Not exactly an online exclusive today, since Raphael Saadiq’s third solo album has been out in the States since last autumn and has reaped plenty of Grammy noms and critical plaudits in the interim. Still, I guess late love is better than none at all, and “The Way I See It” is a lovely record.
It fits, ostensibly, in the retro-soul scene that’s proved so lucrative for Amy Winehouse and so on over the past few years, and so critically viable for the likes of Eli ‘Paperboy’ Reed and Sharon Jones. Saadiq, though, doesn’t seem like those last two to be conducting some kind of tiresome Luddite war on contemporary R&B. Instead, he’s a canny operator who’s been at the heart of some great records over the past decade or so (notably the first clutch of Lucy Pearl singles and D’Angelo’s peerless “Voodoo”), and someone who understands that he can be most effective by working within the R&B/hip hop mainstream rather than railing against it.
Consequently, “The Way I See It” is a swish, impeccably dated record, steeped in vintage Motown, that has room for a Jay-Z cameo as well as one by Stevie Wonder (playing his usual harmonica solo, and prefaced here by some grandstanding from Saadiq that’s so gracious and excited it could be Barack Obama).
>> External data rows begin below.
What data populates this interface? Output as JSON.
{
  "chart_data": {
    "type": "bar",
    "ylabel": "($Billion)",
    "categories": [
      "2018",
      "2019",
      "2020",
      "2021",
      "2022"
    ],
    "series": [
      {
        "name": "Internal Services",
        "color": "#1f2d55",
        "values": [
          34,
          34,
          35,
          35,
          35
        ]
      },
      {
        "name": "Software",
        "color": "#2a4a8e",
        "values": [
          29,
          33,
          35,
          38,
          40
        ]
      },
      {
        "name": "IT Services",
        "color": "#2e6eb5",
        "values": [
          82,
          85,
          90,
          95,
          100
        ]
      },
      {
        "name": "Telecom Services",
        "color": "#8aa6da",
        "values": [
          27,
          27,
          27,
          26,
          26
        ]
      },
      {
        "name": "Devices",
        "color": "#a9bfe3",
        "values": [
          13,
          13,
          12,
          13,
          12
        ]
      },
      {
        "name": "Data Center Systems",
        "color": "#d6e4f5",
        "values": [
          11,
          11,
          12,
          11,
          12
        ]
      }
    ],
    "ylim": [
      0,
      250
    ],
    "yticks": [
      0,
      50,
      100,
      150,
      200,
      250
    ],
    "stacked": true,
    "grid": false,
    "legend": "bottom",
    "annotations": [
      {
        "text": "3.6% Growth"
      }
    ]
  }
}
There’s a long and probably quite tedious argument to be had about the potency of making such a nostalgic-sounding record, about the tangible differences between homage and pastiche, about the supposed imperative to innovate, but I can’t be arsed with that this morning. Basically, “The Way I See It” is a brisk, swishy collection of very fine songs, beautifully realised.
There’s a clipped, sprung economy to much of the playing, and to Saadiq’s unshowy vocals. Even when Joss Stone, one of his former production charges, shows up on “Just One Kiss”(a damn close cousin of The Stylistics’ “You’re A Big Girl Now”), the fuss and histrionics are kept at bay. A nice reminder, really, of what a good singer she can be.
Mostly, Saadiq’s digging Motown – a lower register Smokey Robinson, a renegade Jackson, a one-man Four Tops (especially on the superb, syncopated “Staying In Love”). But on the extraordinary “Oh Girl”, it almost feels as if he’s pointing up a musical continuum, rather than being a mere revivalist.
Ostensibly a slow-jam that, like “Just One Kiss”, sits firmly in the Philly tradition, “Oh Girl”’s drowsy, sitar-flecked melody also carries echoes of “Untitled (How Does It Feel?)”, the showstopper he co-wrote and produced for D’Angelo, plus some of hip hop’s most elevated stabs at schmaltz: LL Cool J’s “I Need Love”, Ghostface Killah’s “All That I Got Is You”. When Jay-Z turns up on a bonus remix of the song, the explicit link to hip hop is handy, but unnecessary.